Il sera fait application de l’article 699 du code de procédure civile au profit de Maître Marion LE LAIN, avocat.
Sur l’application de l’article 700 du code de procédure civile :
Il est équitable de condamner la société SARL VO.VP.VU à payer à M. [O] [H], à la société SARL GARAGE NEAU et à M. [Z] [V] les sommes fixées au dispositif du présent arrêt sur le fondement de l’article 700 du code de procédure civile en cause de première instance et d’appel, le surplus des demandes étant écarté.
PAR CES MOTIFS,
La cour, statuant publiquement, par arrêt contradictoire, et en dernier ressort,
CONFIRME le jugement, sauf en ce qu’il a :
— condamné la société VO.VP.VU. à payer à M. [O] [H] la somme de 4.102,10 € au titre du préjudice matériel,
— condamné la Société GARAGE NEAU et Monsieur [Z] [V], exerçant sous l’enseigne « SIMECA », à payer in solidum avec la société SARL VO.VP.VU à Monsieur [O] [H] la somme de 4.102,10 € au titre du préjudice matériel et 10.248,00 € au titre du préjudice de jouissance.
— débouté M. [O] [H] de sa demande indemnitaire pour préjudice moral.
— débouté Monsieur [Z] [V], exerçant sous l’enseigne « SIMECA », de sa demande reconventionnelle.
— condamné la Société GARAGE NEAU à payer à Monsieur [O] [H] la somme de MILLE EUROS (1.000,00 €) sur le fondement de l’Article 700 du Code de Procédure Civile.
— condamné Monsieur [Z] [V], exerçant sous l’enseigne « SIMECA », à payer à Monsieur [O] [H] la somme de MILLE EUROS (1.000,00 €) sur le fondement de l’article 700 du code de procédure civile .
Statuant à nouveau de ces chefs,
CONDAMNE la société VO.VP.VU. à payer à M. [O] [H] la somme de 3.182,06 € en réparation de son préjudice matériel.
CONDAMNE la société VO.VP.VU. à payer à M. [O] [H] la somme de 1000 € en réparation de son préjudice moral.
DEBOUTE M. [O] [H] de ses demandes indemnitaires formées à l’encontre de la société SARL GARAGE NEAU et de M. [Z] [V].
DEBOUTE M. [O] [H] de sa demande indemnitaire formée au titre de l’abus de procédure.
DEBOUTE la société VO.VP.VU. de ses appels en garantie.
CONDAMNE la société SARL GARAGE NEAU à payer à M. [Z] [V] la somme de 920,04 €, avec intérêts légaux à compter du 1er avril 2021.
DIT que les intérêts sur cette somme se capitaliseront selon les termes de l’article 1343-2 du code civil.
CONDAMNE la société SARL VO.VP.VU à garantir et relever indemne la société SARL GARAGE NEAU de sa condamnation au titre du paiement de cette somme de 920,04 €.

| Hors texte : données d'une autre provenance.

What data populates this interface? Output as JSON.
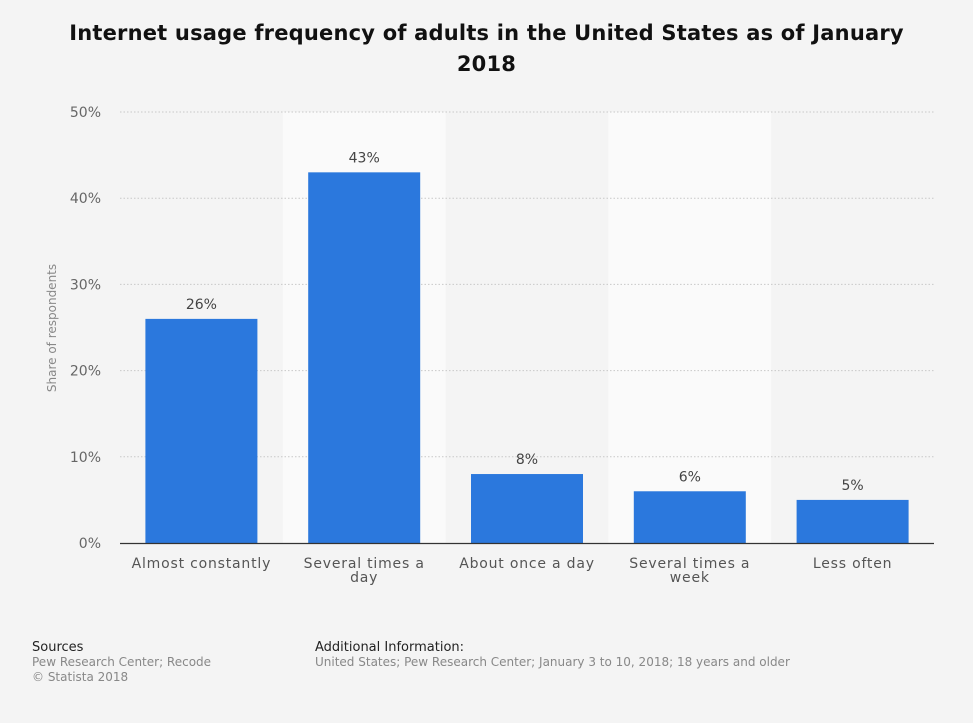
{
  "chart_data": {
    "type": "bar",
    "title": "Internet usage frequency of adults in the United States as of January 2018",
    "categories": [
      "Almost constantly",
      "Several times a day",
      "About once a day",
      "Several times a week",
      "Less often"
    ],
    "values": [
      26,
      43,
      8,
      6,
      5
    ],
    "data_labels": [
      "26%",
      "43%",
      "8%",
      "6%",
      "5%"
    ],
    "ylabel": "Share of respondents",
    "xlabel": "",
    "ylim": [
      0,
      50
    ],
    "yticks": [
      0,
      10,
      20,
      30,
      40,
      50
    ],
    "ytick_labels": [
      "0%",
      "10%",
      "20%",
      "30%",
      "40%",
      "50%"
    ],
    "grid": true,
    "bar_color": "#2b78dd"
  },
  "footer": {
    "sources_heading": "Sources",
    "sources_line1": "Pew Research Center; Recode",
    "sources_line2": "© Statista 2018",
    "additional_heading": "Additional Information:",
    "additional_text": "United States; Pew Research Center; January 3 to 10, 2018; 18 years and older"
  }
}
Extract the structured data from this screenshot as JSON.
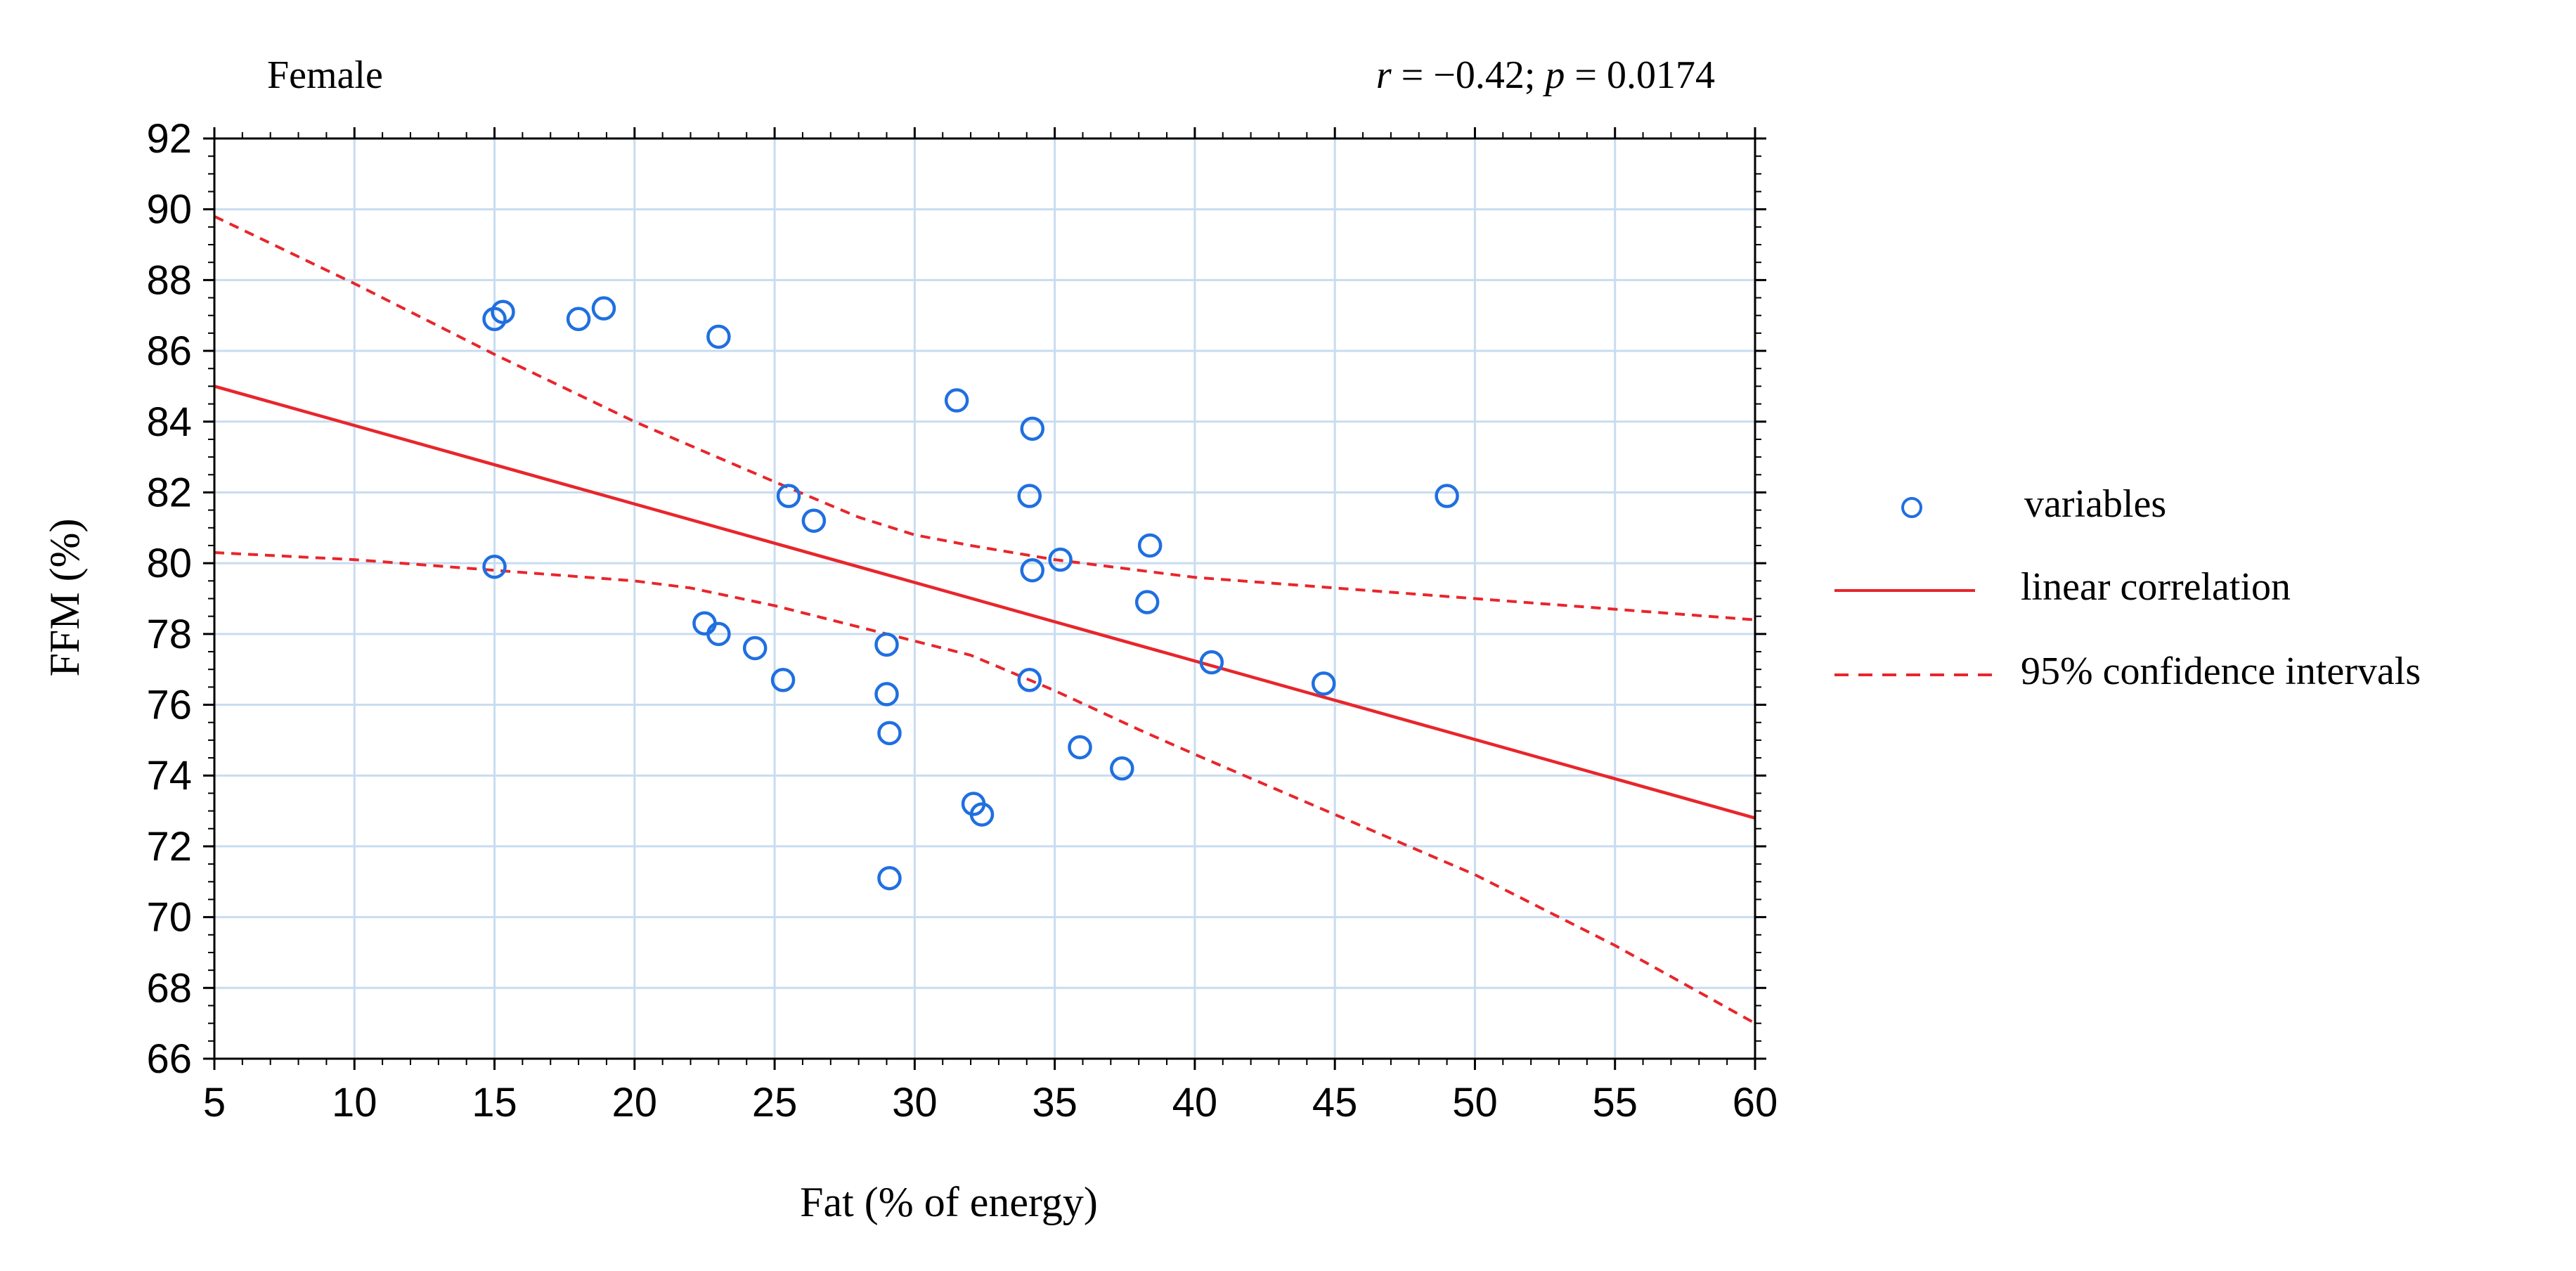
{
  "chart_data": {
    "type": "scatter",
    "panel_label": "Female",
    "stat": {
      "r_symbol": "r",
      "r_text": " = −0.42; ",
      "p_symbol": "p",
      "p_text": " = 0.0174"
    },
    "xlabel": "Fat (% of energy)",
    "ylabel": "FFM (%)",
    "xlim": [
      5,
      60
    ],
    "ylim": [
      66,
      92
    ],
    "xticks": [
      5,
      10,
      15,
      20,
      25,
      30,
      35,
      40,
      45,
      50,
      55,
      60
    ],
    "yticks": [
      66,
      68,
      70,
      72,
      74,
      76,
      78,
      80,
      82,
      84,
      86,
      88,
      90,
      92
    ],
    "grid": true,
    "points": [
      {
        "x": 15.0,
        "y": 86.9
      },
      {
        "x": 15.3,
        "y": 87.1
      },
      {
        "x": 18.0,
        "y": 86.9
      },
      {
        "x": 18.9,
        "y": 87.2
      },
      {
        "x": 23.0,
        "y": 86.4
      },
      {
        "x": 15.0,
        "y": 79.9
      },
      {
        "x": 22.5,
        "y": 78.3
      },
      {
        "x": 23.0,
        "y": 78.0
      },
      {
        "x": 24.3,
        "y": 77.6
      },
      {
        "x": 25.3,
        "y": 76.7
      },
      {
        "x": 25.5,
        "y": 81.9
      },
      {
        "x": 26.4,
        "y": 81.2
      },
      {
        "x": 29.0,
        "y": 77.7
      },
      {
        "x": 29.0,
        "y": 76.3
      },
      {
        "x": 29.1,
        "y": 75.2
      },
      {
        "x": 29.1,
        "y": 71.1
      },
      {
        "x": 31.5,
        "y": 84.6
      },
      {
        "x": 32.1,
        "y": 73.2
      },
      {
        "x": 32.4,
        "y": 72.9
      },
      {
        "x": 34.1,
        "y": 81.9
      },
      {
        "x": 34.1,
        "y": 76.7
      },
      {
        "x": 34.2,
        "y": 83.8
      },
      {
        "x": 34.2,
        "y": 79.8
      },
      {
        "x": 35.2,
        "y": 80.1
      },
      {
        "x": 35.9,
        "y": 74.8
      },
      {
        "x": 37.4,
        "y": 74.2
      },
      {
        "x": 38.3,
        "y": 78.9
      },
      {
        "x": 38.4,
        "y": 80.5
      },
      {
        "x": 40.6,
        "y": 77.2
      },
      {
        "x": 44.6,
        "y": 76.6
      },
      {
        "x": 49.0,
        "y": 81.9
      }
    ],
    "regression": {
      "x": [
        5,
        60
      ],
      "y": [
        85.0,
        72.8
      ]
    },
    "ci_upper": {
      "x": [
        5,
        10,
        15,
        20,
        25,
        28,
        30,
        32,
        35,
        38,
        40,
        45,
        50,
        55,
        60
      ],
      "y": [
        89.8,
        87.9,
        85.9,
        84.0,
        82.3,
        81.3,
        80.8,
        80.5,
        80.1,
        79.8,
        79.6,
        79.3,
        79.0,
        78.7,
        78.4
      ]
    },
    "ci_lower": {
      "x": [
        5,
        10,
        15,
        20,
        22,
        25,
        28,
        30,
        32,
        35,
        38,
        40,
        45,
        50,
        55,
        60
      ],
      "y": [
        80.3,
        80.1,
        79.8,
        79.5,
        79.3,
        78.8,
        78.2,
        77.8,
        77.4,
        76.4,
        75.3,
        74.6,
        72.9,
        71.2,
        69.2,
        67.0
      ]
    },
    "legend": {
      "position": "right",
      "entries": [
        {
          "label": "variables",
          "kind": "marker"
        },
        {
          "label": "linear correlation",
          "kind": "solid"
        },
        {
          "label": "95% confidence intervals",
          "kind": "dashed"
        }
      ]
    },
    "colors": {
      "points": "#1f6fe0",
      "line": "#e8262b",
      "grid": "#c9dcf0",
      "axis": "#000000"
    }
  }
}
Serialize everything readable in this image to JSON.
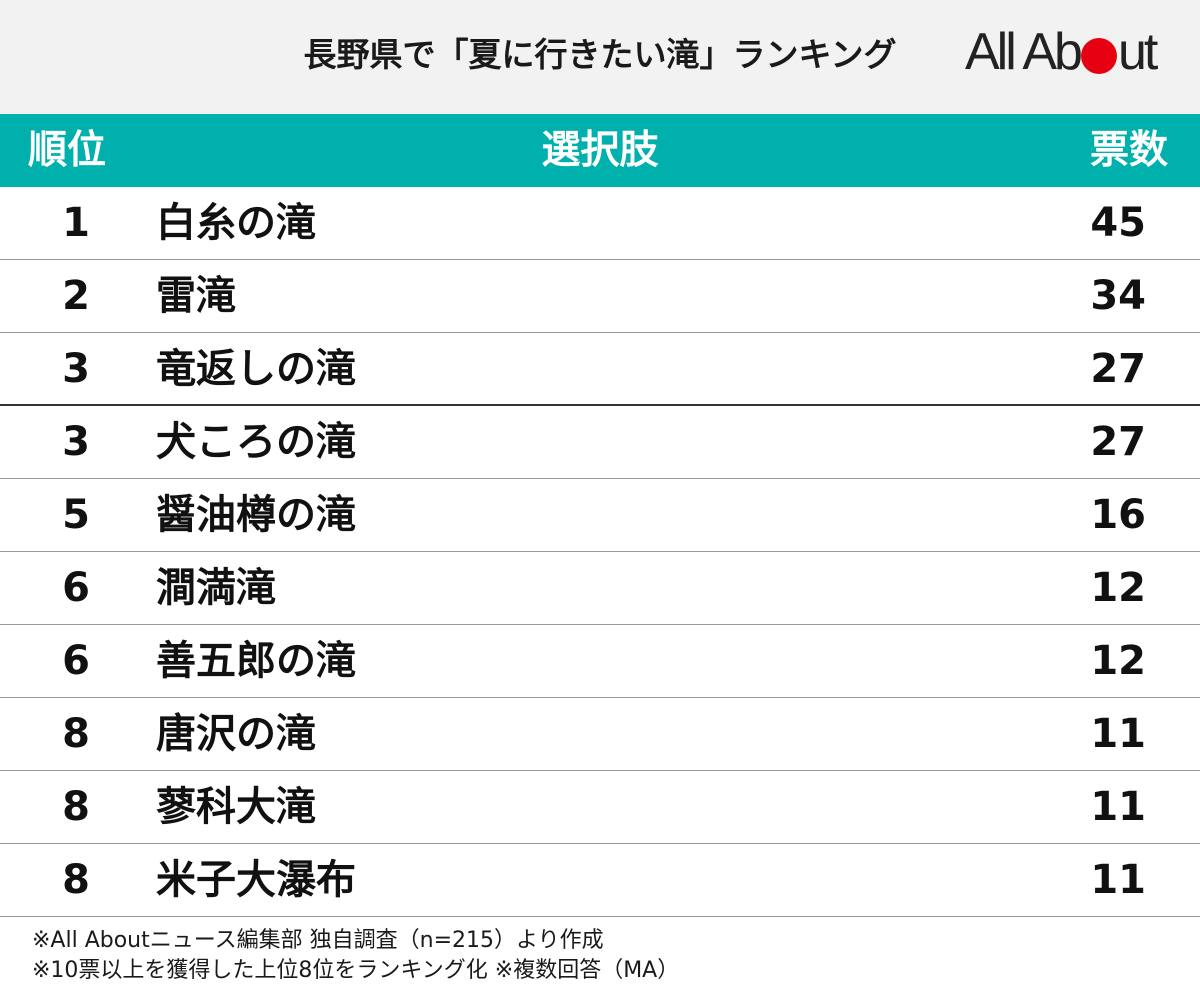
{
  "title": "長野県で「夏に行きたい滝」ランキング",
  "logo": {
    "text_left": "All Ab",
    "text_right": "ut",
    "dot_color": "#e60012"
  },
  "colors": {
    "header_bg": "#00b0ad",
    "top_band_bg": "#f2f2f2"
  },
  "headers": {
    "rank": "順位",
    "choice": "選択肢",
    "votes": "票数"
  },
  "chart_data": {
    "type": "table",
    "title": "長野県で「夏に行きたい滝」ランキング",
    "columns": [
      "順位",
      "選択肢",
      "票数"
    ],
    "rows": [
      {
        "rank": "1",
        "name": "白糸の滝",
        "votes": 45
      },
      {
        "rank": "2",
        "name": "雷滝",
        "votes": 34
      },
      {
        "rank": "3",
        "name": "竜返しの滝",
        "votes": 27
      },
      {
        "rank": "3",
        "name": "犬ころの滝",
        "votes": 27
      },
      {
        "rank": "5",
        "name": "醤油樽の滝",
        "votes": 16
      },
      {
        "rank": "6",
        "name": "澗満滝",
        "votes": 12
      },
      {
        "rank": "6",
        "name": "善五郎の滝",
        "votes": 12
      },
      {
        "rank": "8",
        "name": "唐沢の滝",
        "votes": 11
      },
      {
        "rank": "8",
        "name": "蓼科大滝",
        "votes": 11
      },
      {
        "rank": "8",
        "name": "米子大瀑布",
        "votes": 11
      }
    ]
  },
  "footnotes": [
    "※All Aboutニュース編集部 独自調査（n=215）より作成",
    "※10票以上を獲得した上位8位をランキング化 ※複数回答（MA）"
  ]
}
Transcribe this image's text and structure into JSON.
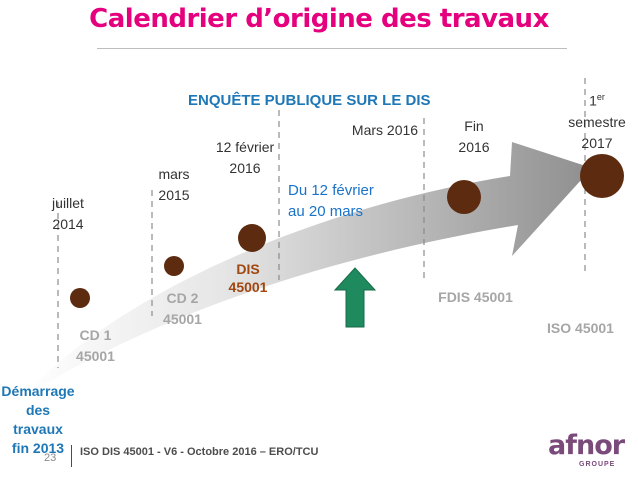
{
  "title": "Calendrier d’origine des travaux",
  "banner": "ENQUÊTE PUBLIQUE SUR LE DIS",
  "milestones": {
    "start": "Démarrage des travaux fin 2013",
    "start_lines": [
      "Démarrage",
      "des travaux",
      "fin 2013"
    ],
    "cd1_date": [
      "juillet",
      "2014"
    ],
    "cd1_label": [
      "CD 1",
      "45001"
    ],
    "cd2_date": [
      "mars",
      "2015"
    ],
    "cd2_label": [
      "CD 2",
      "45001"
    ],
    "dis_date": [
      "12 février",
      "2016"
    ],
    "dis_label": [
      "DIS",
      "45001"
    ],
    "inquiry_end": "Mars 2016",
    "inquiry_period": [
      "Du 12 février",
      "au 20 mars"
    ],
    "fdis_date": [
      "Fin",
      "2016"
    ],
    "fdis_label": "FDIS 45001",
    "iso_date_sup": "er",
    "iso_date": [
      "1",
      "semestre",
      "2017"
    ],
    "iso_label": "ISO 45001"
  },
  "footer": {
    "page_number": "23",
    "text": "ISO DIS 45001 - V6 - Octobre 2016 – ERO/TCU"
  },
  "logo": {
    "word": "afnor",
    "sub": "GROUPE"
  },
  "colors": {
    "title": "#e5007e",
    "milestone_dot": "#5c2b10",
    "arrow_up": "#1f8a5e",
    "period_text": "#1a73c9",
    "start_text": "#1e77b6",
    "dis_text": "#a0460e"
  }
}
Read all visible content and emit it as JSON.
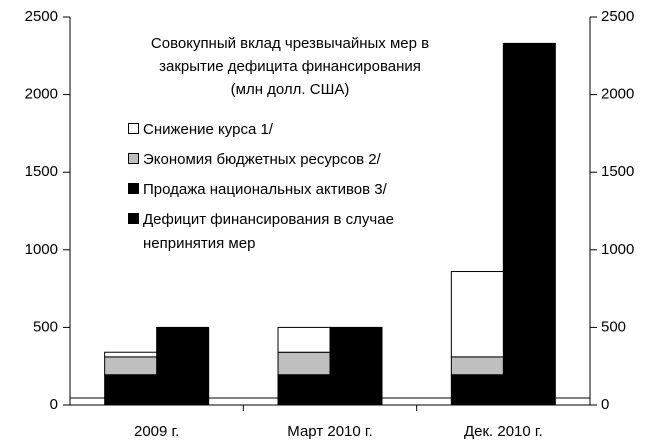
{
  "chart_data": {
    "type": "bar",
    "stacked": true,
    "title": [
      "Совокупный вклад чрезвычайных мер в",
      "закрытие дефицита финансирования",
      "(млн долл. США)"
    ],
    "categories": [
      "2009 г.",
      "Март 2010 г.",
      "Дек. 2010 г."
    ],
    "series": [
      {
        "name": "Снижение курса 1/",
        "color": "#ffffff",
        "values": [
          30,
          160,
          550
        ],
        "stack": "a"
      },
      {
        "name": "Экономия бюджетных ресурсов 2/",
        "color": "#bfbfbf",
        "values": [
          115,
          145,
          115
        ],
        "stack": "a"
      },
      {
        "name": "Продажа национальных активов 3/",
        "color": "#000000",
        "values": [
          195,
          195,
          195
        ],
        "stack": "a"
      },
      {
        "name": "Дефицит финансирования в случае непринятия мер",
        "color": "#000000",
        "values": [
          500,
          500,
          2330
        ],
        "stack": "b"
      }
    ],
    "ylim": [
      0,
      2500
    ],
    "yticks": [
      0,
      500,
      1000,
      1500,
      2000,
      2500
    ],
    "y2lim": [
      0,
      2500
    ],
    "y2ticks": [
      0,
      500,
      1000,
      1500,
      2000,
      2500
    ]
  }
}
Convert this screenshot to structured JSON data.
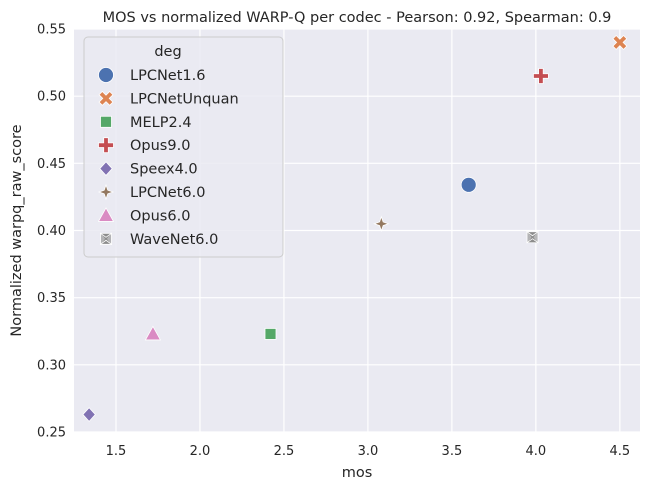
{
  "chart_data": {
    "type": "scatter",
    "title": "MOS vs normalized WARP-Q per codec - Pearson: 0.92, Spearman: 0.9",
    "xlabel": "mos",
    "ylabel": "Normalized warpq_raw_score",
    "xlim": [
      1.25,
      4.62
    ],
    "ylim": [
      0.25,
      0.55
    ],
    "xticks": [
      "1.5",
      "2.0",
      "2.5",
      "3.0",
      "3.5",
      "4.0",
      "4.5"
    ],
    "yticks": [
      "0.25",
      "0.30",
      "0.35",
      "0.40",
      "0.45",
      "0.50",
      "0.55"
    ],
    "grid": true,
    "legend_title": "deg",
    "legend_position": "top-left",
    "series": [
      {
        "name": "LPCNet1.6",
        "marker": "circle",
        "color": "#4c72b0",
        "x": 3.6,
        "y": 0.434
      },
      {
        "name": "LPCNetUnquan",
        "marker": "x",
        "color": "#dd8452",
        "x": 4.5,
        "y": 0.54
      },
      {
        "name": "MELP2.4",
        "marker": "square",
        "color": "#55a868",
        "x": 2.42,
        "y": 0.323
      },
      {
        "name": "Opus9.0",
        "marker": "plus",
        "color": "#c44e52",
        "x": 4.03,
        "y": 0.515
      },
      {
        "name": "Speex4.0",
        "marker": "diamond",
        "color": "#8172b3",
        "x": 1.34,
        "y": 0.263
      },
      {
        "name": "LPCNet6.0",
        "marker": "star4",
        "color": "#937860",
        "x": 3.08,
        "y": 0.405
      },
      {
        "name": "Opus6.0",
        "marker": "triangle",
        "color": "#da8bc3",
        "x": 1.72,
        "y": 0.323
      },
      {
        "name": "WaveNet6.0",
        "marker": "hourglass",
        "color": "#8c8c8c",
        "x": 3.98,
        "y": 0.395
      }
    ]
  }
}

ORDONNE la capitalisation des intérêts par année entière.
Y ajoutant,
DÉBOUTE les parties de leurs autres demandes plus amples ou contraires.
CONDAMNE la société SARL VO.VP.VU à payer à M. [O] [H] la somme de 3000 € sur le fondement de l’article 700 du code de procédure civile en cause de première instance et d’appel.
CONDAMNE la société SARL VO.VP.VU à payer à la société SARL GARAGE NEAU la somme de 2000 € sur le fondement de l’article 700 du code de procédure civile en cause de première instance et d’appel.
CONDAMNE la société SARL VO.VP.VU à payer à M. [Z] [V] la somme de 2000 € sur le fondement de l’article 700 du code de procédure civile en cause de première instance et d’appel.
CONDAMNE la société SARL VO.VP.VU aux dépens d’appel, qui seront recouvrés conformément aux dispositions de l’article 699 du code de procédure civile par Maître Marion LE LAIN, avocat.